Opinion
July Term, 1903.
Bayard H. Ames and Henry A. Robinson [ Theodore H. Silkman and Arthur Ofner with them on the brief], for the appellant.
Michael J. Tierney [ John J. Crennan with him on the brief], for the respondent.
Present — GOODRICH, P.J., BARTLETT, HIRSCHBERG, JENKS and HOOKER, JJ.
The plaintiff has recovered a verdict of $5,000 damages for severe injuries to his arm, caused by coming in contact with a feed wire upon the defendant's trolley system while engaged in sandpapering one of the supporting poles, preparatory to painting the same. The plaintiff was employed by a contractor who had entered into a contract with the defendant to paint the supporting poles. The measure of the defendant's obligation to a workman under these circumstances was to use reasonable care for his protection against injury. ( Wells v. Brooklyn Heights R.R. Co., 67 App. Div. 212, and cases there cited.) The theory of the plaintiff's case was that the accident was due to the defective insulation of the feed wire at a point a short distance from the supporting pole, where his elbow came in contact with it, and, in view of the language of the complaint, the trial court held that no negligence could be predicated upon any failure properly to maintain and inspect the feed wire after it was put up, but that the defendant's failure of duty, if made out at all, must be based upon defective construction in the first instance. In this view, the plaintiff was required to establish that the alleged defective insulation of the feed wire, if it existed in fact, was a condition existing at the time the wire was placed upon the pole as a part of the original construction. The jury were instructed to pass specifically upon this question, and answered it in the affirmative. The defendant now insists that there was no evidence sufficient to sustain an adverse finding in this respect.
There was proof in the case which would authorize a finding that the insulating covering of the feed wire was lacking at the point where the plaintiff claims to have received his injury; but it is conceded that the wire had been in place about a year, and the appellant contends that evidence showing that the insulation was defective at the time of the accident did not justify the inference that the defect existed at the time of the original construction, inasmuch as there was proof that the action of the wind, causing the wires to sway, had a tendency to wear away the covering material at certain points. I think, however, that such inference might fairly be based upon the testimony offered in behalf of the defendant itself. One of the defendant's witnesses, a lineman named Lafayette R. Baut, testified that there had been no change in the feed wire or the construction at the pole, where this accident occurred, since the occurrence of the accident down to the time of the trial. The feed wire, he said, was in the same condition, exactly the same, as it was in 1899, when he examined it immediately after the accident.
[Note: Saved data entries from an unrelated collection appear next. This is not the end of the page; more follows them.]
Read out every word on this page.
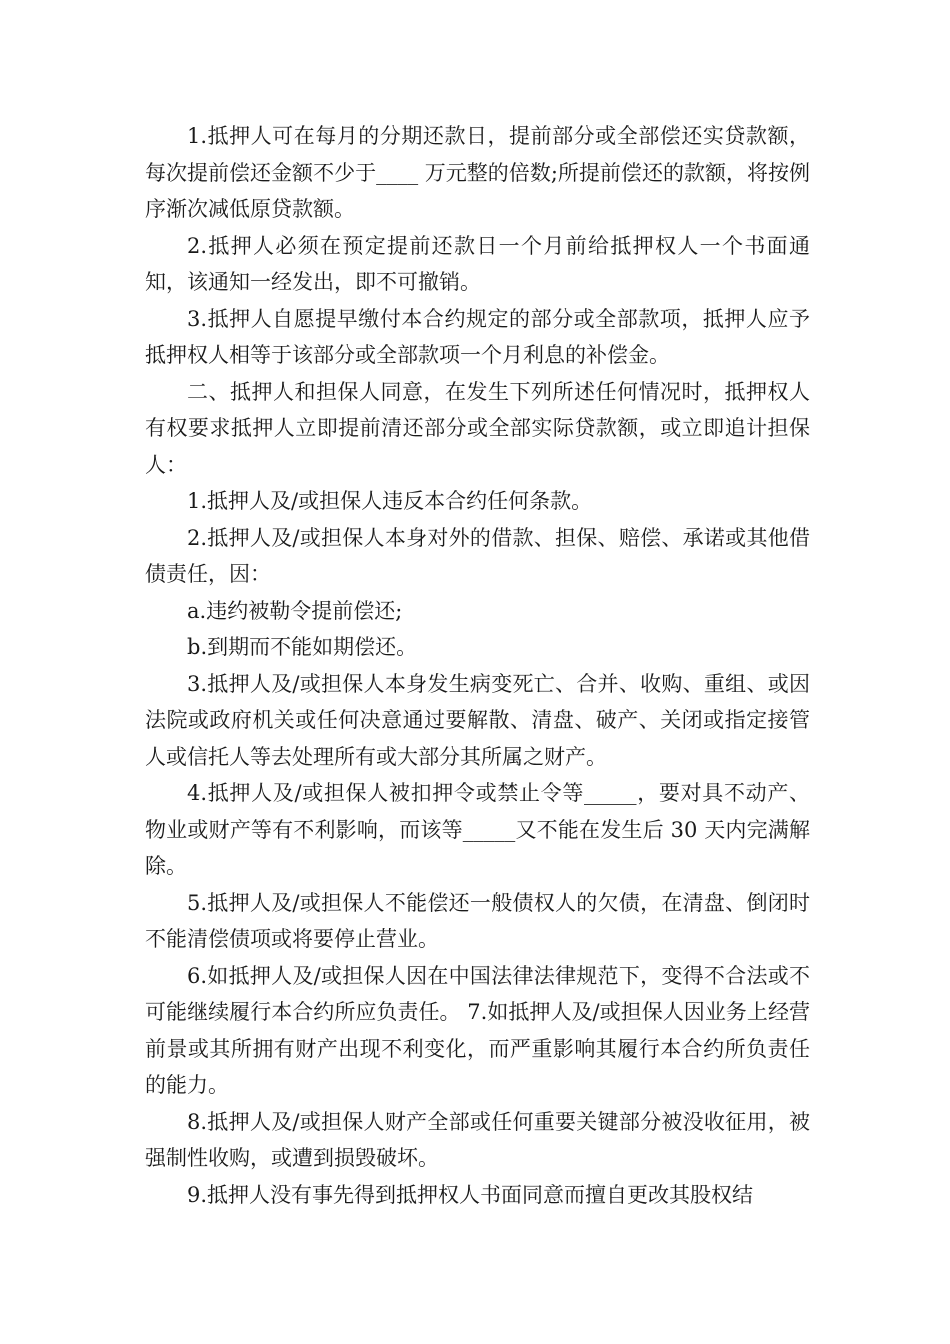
1.抵押人可在每月的分期还款日，提前部分或全部偿还实贷款额，每次提前偿还金额不少于____ 万元整的倍数;所提前偿还的款额，将按例序渐次减低原贷款额。

2.抵押人必须在预定提前还款日一个月前给抵押权人一个书面通知，该通知一经发出，即不可撤销。

3.抵押人自愿提早缴付本合约规定的部分或全部款项，抵押人应予抵押权人相等于该部分或全部款项一个月利息的补偿金。

二、抵押人和担保人同意，在发生下列所述任何情况时，抵押权人有权要求抵押人立即提前清还部分或全部实际贷款额，或立即追计担保人：

1.抵押人及/或担保人违反本合约任何条款。

2.抵押人及/或担保人本身对外的借款、担保、赔偿、承诺或其他借债责任，因：

a.违约被勒令提前偿还;

b.到期而不能如期偿还。

3.抵押人及/或担保人本身发生病变死亡、合并、收购、重组、或因法院或政府机关或任何决意通过要解散、清盘、破产、关闭或指定接管人或信托人等去处理所有或大部分其所属之财产。

4.抵押人及/或担保人被扣押令或禁止令等_____，要对具不动产、物业或财产等有不利影响，而该等_____又不能在发生后 30 天内完满解除。

5.抵押人及/或担保人不能偿还一般债权人的欠债，在清盘、倒闭时不能清偿债项或将要停止营业。

6.如抵押人及/或担保人因在中国法律法律规范下，变得不合法或不可能继续履行本合约所应负责任。 7.如抵押人及/或担保人因业务上经营前景或其所拥有财产出现不利变化，而严重影响其履行本合约所负责任的能力。

8.抵押人及/或担保人财产全部或任何重要关键部分被没收征用，被强制性收购，或遭到损毁破坏。

9.抵押人没有事先得到抵押权人书面同意而擅自更改其股权结
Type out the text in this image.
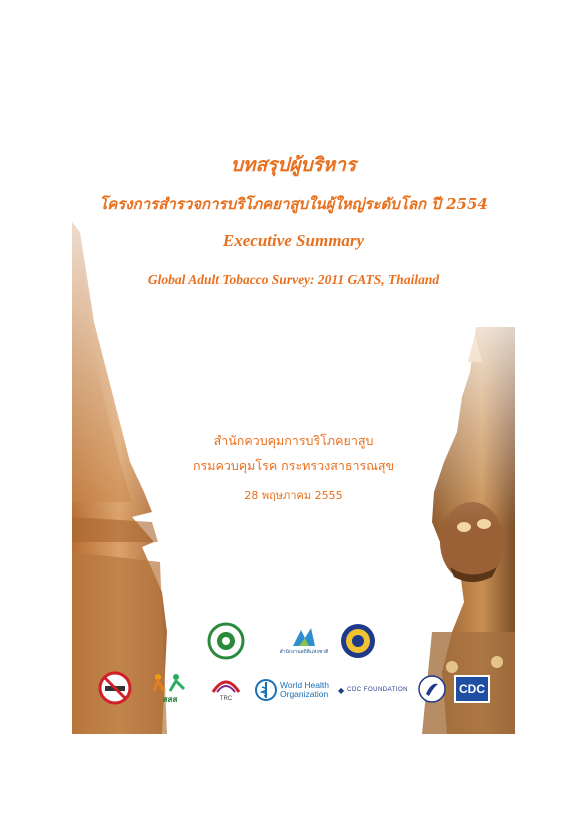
บทสรุปผู้บริหาร
โครงการสำรวจการบริโภคยาสูบในผู้ใหญ่ระดับโลก ปี 2554
Executive Summary
Global Adult Tobacco Survey: 2011 GATS, Thailand
สำนักควบคุมการบริโภคยาสูบ
กรมควบคุมโรค กระทรวงสาธารณสุข
28 พฤษภาคม 2555
สำนักงานสถิติแห่งชาติ
สสส	TRC
World Health
Organization ◆ CDC FOUNDATION	CDC
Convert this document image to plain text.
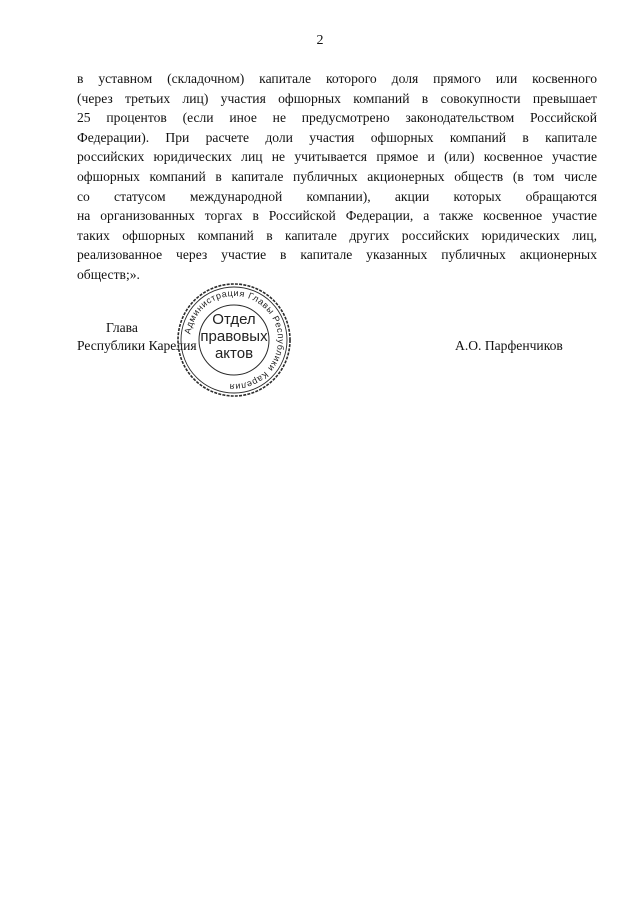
2
в уставном (складочном) капитале которого доля прямого или косвенного
(через третьих лиц) участия офшорных компаний в совокупности превышает
25 процентов (если иное не предусмотрено законодательством Российской
Федерации). При расчете доли участия офшорных компаний в капитале
российских юридических лиц не учитывается прямое и (или) косвенное участие
офшорных компаний в капитале публичных акционерных обществ (в том числе
со статусом международной компании), акции которых обращаются
на организованных торгах в Российской Федерации, а также косвенное участие
таких офшорных компаний в капитале других российских юридических лиц,
реализованное через участие в капитале указанных публичных акционерных
обществ;».
Глава
Республики Карелия	А.О. Парфенчиков
Администрация Главы Республики Карелия
Отдел
правовых
актов
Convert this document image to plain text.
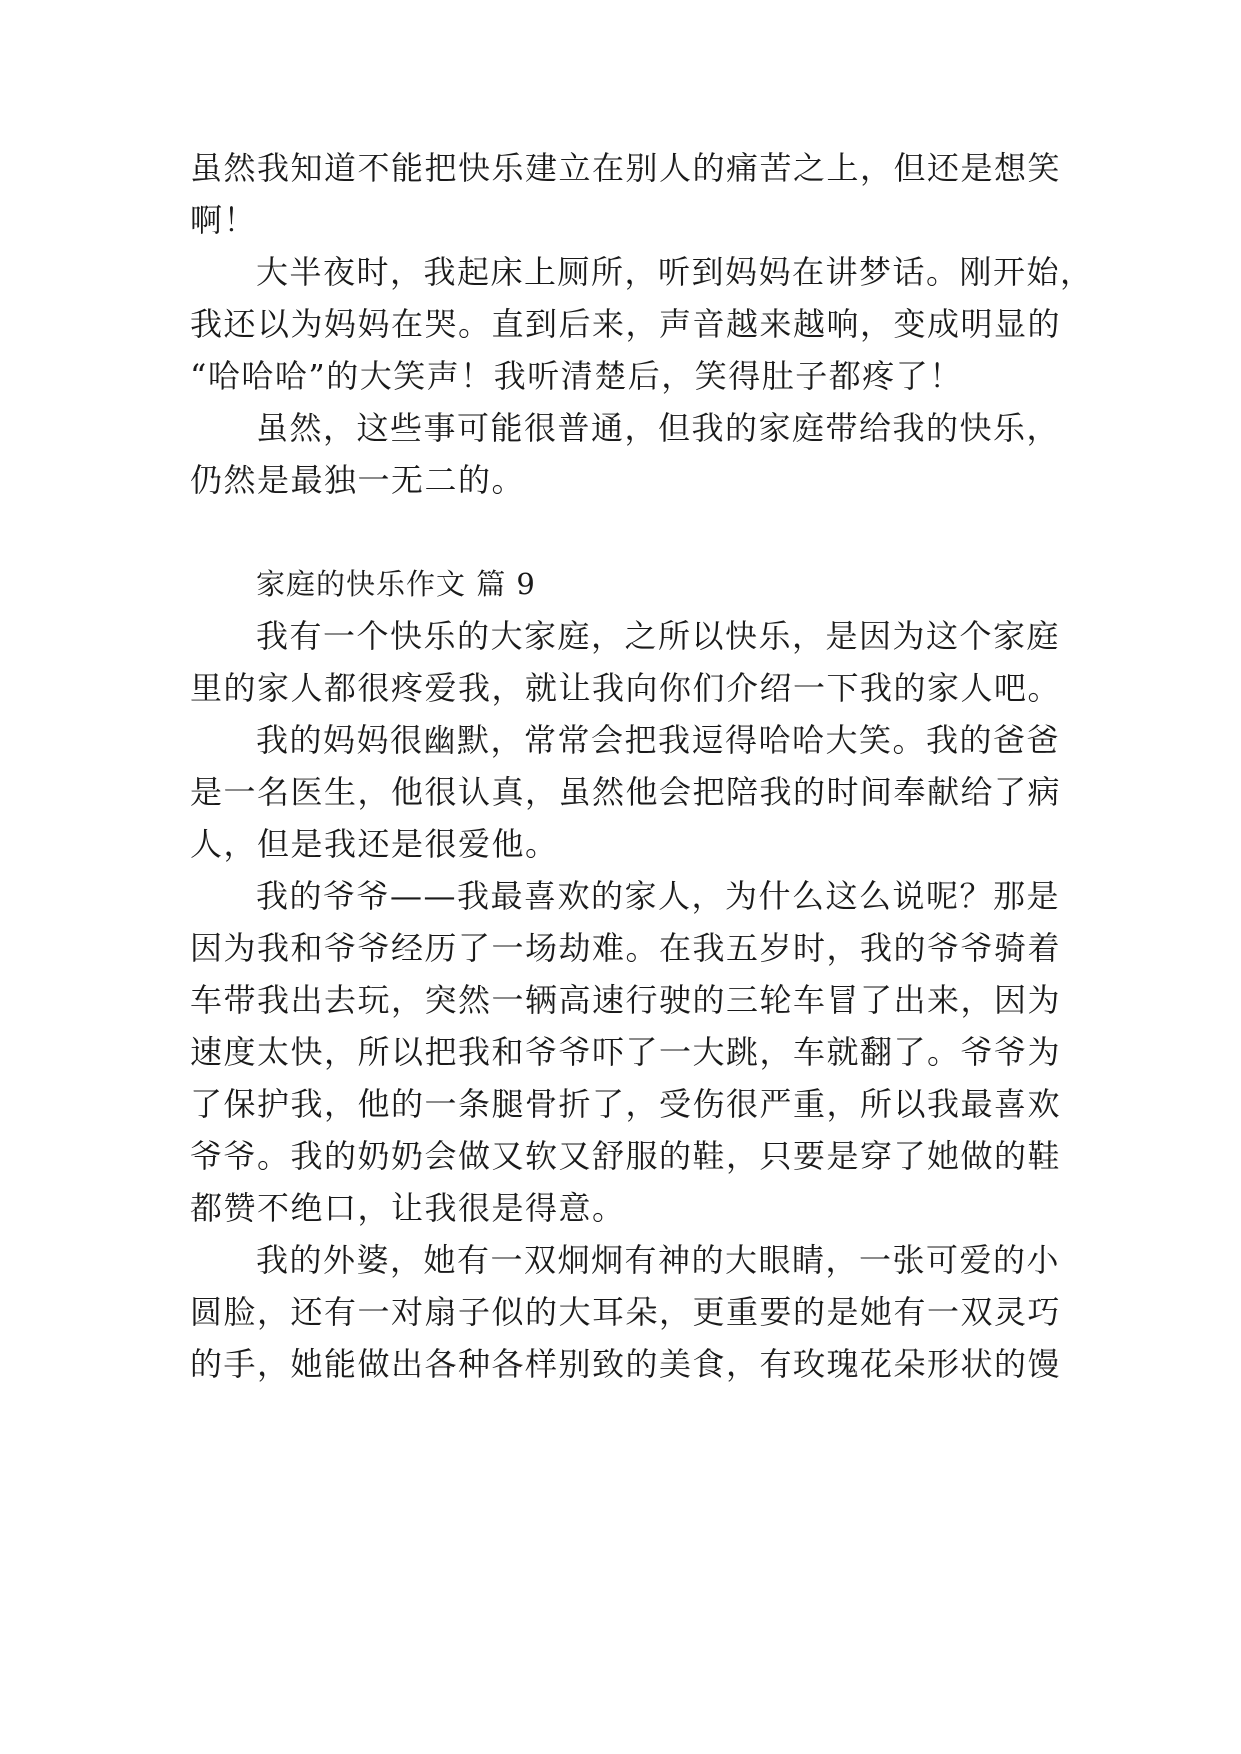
虽然我知道不能把快乐建立在别人的痛苦之上，但还是想笑
啊！
大半夜时，我起床上厕所，听到妈妈在讲梦话。刚开始，
我还以为妈妈在哭。直到后来，声音越来越响，变成明显的
“哈哈哈”的大笑声！我听清楚后，笑得肚子都疼了！
虽然，这些事可能很普通，但我的家庭带给我的快乐，
仍然是最独一无二的。
家庭的快乐作文 篇 9
我有一个快乐的大家庭，之所以快乐，是因为这个家庭
里的家人都很疼爱我，就让我向你们介绍一下我的家人吧。
我的妈妈很幽默，常常会把我逗得哈哈大笑。我的爸爸
是一名医生，他很认真，虽然他会把陪我的时间奉献给了病
人，但是我还是很爱他。
我的爷爷——我最喜欢的家人，为什么这么说呢？那是
因为我和爷爷经历了一场劫难。在我五岁时，我的爷爷骑着
车带我出去玩，突然一辆高速行驶的三轮车冒了出来，因为
速度太快，所以把我和爷爷吓了一大跳，车就翻了。爷爷为
了保护我，他的一条腿骨折了，受伤很严重，所以我最喜欢
爷爷。我的奶奶会做又软又舒服的鞋，只要是穿了她做的鞋
都赞不绝口，让我很是得意。
我的外婆，她有一双炯炯有神的大眼睛，一张可爱的小
圆脸，还有一对扇子似的大耳朵，更重要的是她有一双灵巧
的手，她能做出各种各样别致的美食，有玫瑰花朵形状的馒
The trial took place on October 14, 1902. If the condition of the pole and wire had remained unchanged from July 22, 1899, the day when the accident occurred, to October 14, 1902, the day of the trial, the jury might certainly infer that it remained unchanged from the time it was put up, a year previous to the day of the accident, up to the time of the accident.
It is not necessary to discuss the point made in regard to the alleged contributory negligence of the plaintiff, or his assumption of the risks involved in the employment, further than to say that the proof on these branches of the case not only justified, but required, the submission of both issues to the jury.
At the close of the charge, just before the jury went out, defendant's counsel requested the court to charge as follows: "If the jury is in doubt, if the evidence is equal on both sides, the verdict shall be for the defendant." The learned trial judge refused to charge this proposition, and the defendant's counsel excepted. The refusal was not error. The request involved two propositions: (1) That if the jury were in doubt, the verdict should be for the defendant; and (2) that if the evidence was equal on both sides, the verdict should be for the defendant. The first of these propositions was incorrect. The mere existence even of a reasonable doubt in the minds of jurors in a civil case does not require them to find for the defendant. The second proposition, that if the evidence was equal on both sides, the verdict should be for the defendant, was correct, but the trial court was not bound to give that instruction, coupled as it was with the previous erroneous proposition of law. He had already charged the jury fully in regard to the burden which the law imposed upon the plaintiff to establish his case by a preponderance of evidence; and this, under the circumstances, was sufficient.
The judgment should be affirmed.
Judgment and order unanimously affirmed, with costs.